Reading translated works sometimes makes us wonder if we are not being lied to, or in any way cheated by the translator. In this situation, the only plausible thing to do would be to simply trust the professionals who give readers more books and essays to choose from. On another note, what should readers look for in translations?
When Dwiputri Pertiwi is not writing or taking pictures for Whiteboard Journal, she spends most of her time in bookstores. Her interests include photography, literature, the Japanese and Korean languages, as well as different kinds of Asian calligraphy. Though currently based in Jakarta, she still wants to move around a few more times before settling down.
I have a friend whose ultimate mission in life is to learn and master as many languages as he possibly can. To date, he is already fluent in eight. Eight! And he is not going to stop adding more to his list anytime soon. But although having such skills would dramatically increase our understanding of the world, being linguistically ambitious is a serious commitment. Learning a new language is more than just memorizing tongue-twisting words and complicated grammatical rules because every language is linked to a culture of its own – some, or even many of which are completely different from what we have already been accustomed to. Not all of us are willing to invest time in learning a foreign language, no matter how appealing it may be.

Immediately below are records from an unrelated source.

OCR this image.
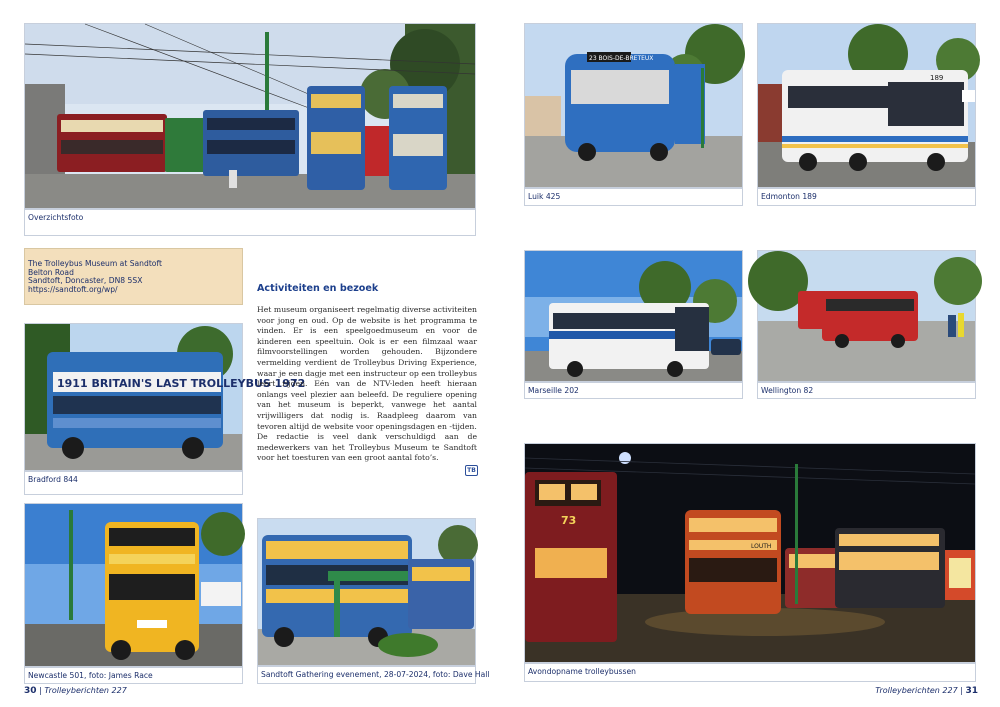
Overzichtsfoto
The Trolleybus Museum at Sandtoft
Belton Road
Sandtoft, Doncaster, DN8 5SX
https://sandtoft.org/wp/
1911 BRITAIN'S LAST TROLLEYBUS 1972
Bradford 844
Activiteiten en bezoek

Het museum organiseert regelmatig diverse activiteiten voor jong en oud. Op de website is het programma te vinden. Er is een speelgoedmuseum en voor de kinderen een speeltuin. Ook is er een filmzaal waar filmvoorstellingen worden gehouden. Bijzondere vermelding verdient de Trolleybus Driving Experience, waar je een dagje met een instructeur op een trolleybus leert rijden. Eén van de NTV-leden heeft hieraan onlangs veel plezier aan beleefd. De reguliere opening van het museum is beperkt, vanwege het aantal vrijwilligers dat nodig is. Raadpleeg daarom van tevoren altijd de website voor openingsdagen en -tijden.

De redactie is veel dank verschuldigd aan de medewerkers van het Trolleybus Museum te Sandtoft voor het toesturen van een groot aantal foto’s.

TB
Newcastle 501, foto: James Race	Sandtoft Gathering evenement, 28-07-2024, foto: Dave Hall
30 | Trolleyberichten 227
23 BOIS-DE-BRETEUX
Luik 425
189
Edmonton 189
Marseille 202	Wellington 82
73
LOUTH
Avondopname trolleybussen
Trolleyberichten 227 | 31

And yet curiosity is often hard to resist. Readers who are hungry for stories and ideas written in languages other than that (or those) they already know would mostly turn to translations. If I had not opted for such a shortcut, I would never have had the experience of being blown away by the memorable final paragraph of Gabriel Garcia Marquez’s 100 Years of Solitude. Although I knew that I was not reading the exact words that Marquez had personally selected, I was happy that I had, at least, got to enjoy his idea.
But how would I know if I really did read his idea? It is a suspicion I hardly ever act upon, but it is also one that I cannot entirely ignore. Since reading Ersan Uldes’s “A Professional Behaviour,” a short story about a translator who, in addition to making the novels of a German writer available for the Turkish market, completely changes – or in his words, “corrects” – the plot, I have felt a growing sense of powerlessness when reading translations.
Even though it seems silly to let oneself be affected by a fictional translator to the extent that one can no longer find pleasure in a translated short story or novel, Uldes’s tale emphasizes the crucial role of translators, and how their job is heavily based on trust. For writers to allow their work to undergo major changes – perhaps into a language they themselves cannot speak – surely evokes a lot of anxiety. The situation for readers is not any better either since they will be vulnerable to potential deception.
Looking at it from this rather paranoid perspective, language becomes a sort of privilege. The bilingual, or maybe even multilingual, writers and readers will have an advantage.
But I believe that translations are not made with the intention to exclude people. If anything, translations exist for the complete opposite – that is, to share ideas in the hope that they can expand one’s point of view. It is therefore important to grasp the main idea of a novel or an essay instead of worrying about style and other prose-related elements.
“The original is much better than the translation,” is not a comment that is rarely heard. While the work written in the original language is undoubtedly the one that is closest to the writer’s philosophies and emotions, I do not think it is fair to say that it is “better” than other versions for that reason alone. To say that the original version is better creates the impression that those who are unable to read it are deprived of something crucial. I think that doing so would defeat the whole purpose of translations because as I have already mentioned earlier in the essay, they exist to make more – not less – people gain knowledge through the diverse experiences of those who speak and write in other languages.
Comparing two languages is like comparing an apple and a banana. They are both fruit, but each has its own distinctive texture and flavour. And as I have mentioned earlier, the original work ought to be strictly considered as the core of a flower. The language chosen to elaborate the main ideas found within that core are the flower’s petals. Clearly, there are cultural nuances that even the most skillful translators fail to convey. Some decide to solve this glitch by italicizing culturally specific words or phrases that are untranslatable, a gesture that readers ought to see as an invitation to get even more intimate with the culture in question.
As long as translators do not tamper with the facts written in the original work like the character in Uldes’s short story so shameless does, writers and readers must fully trust the professionals whose job it is to destroy language barriers. Because without the will to solidify that sense of trust, we would be stuck in a monotonous world.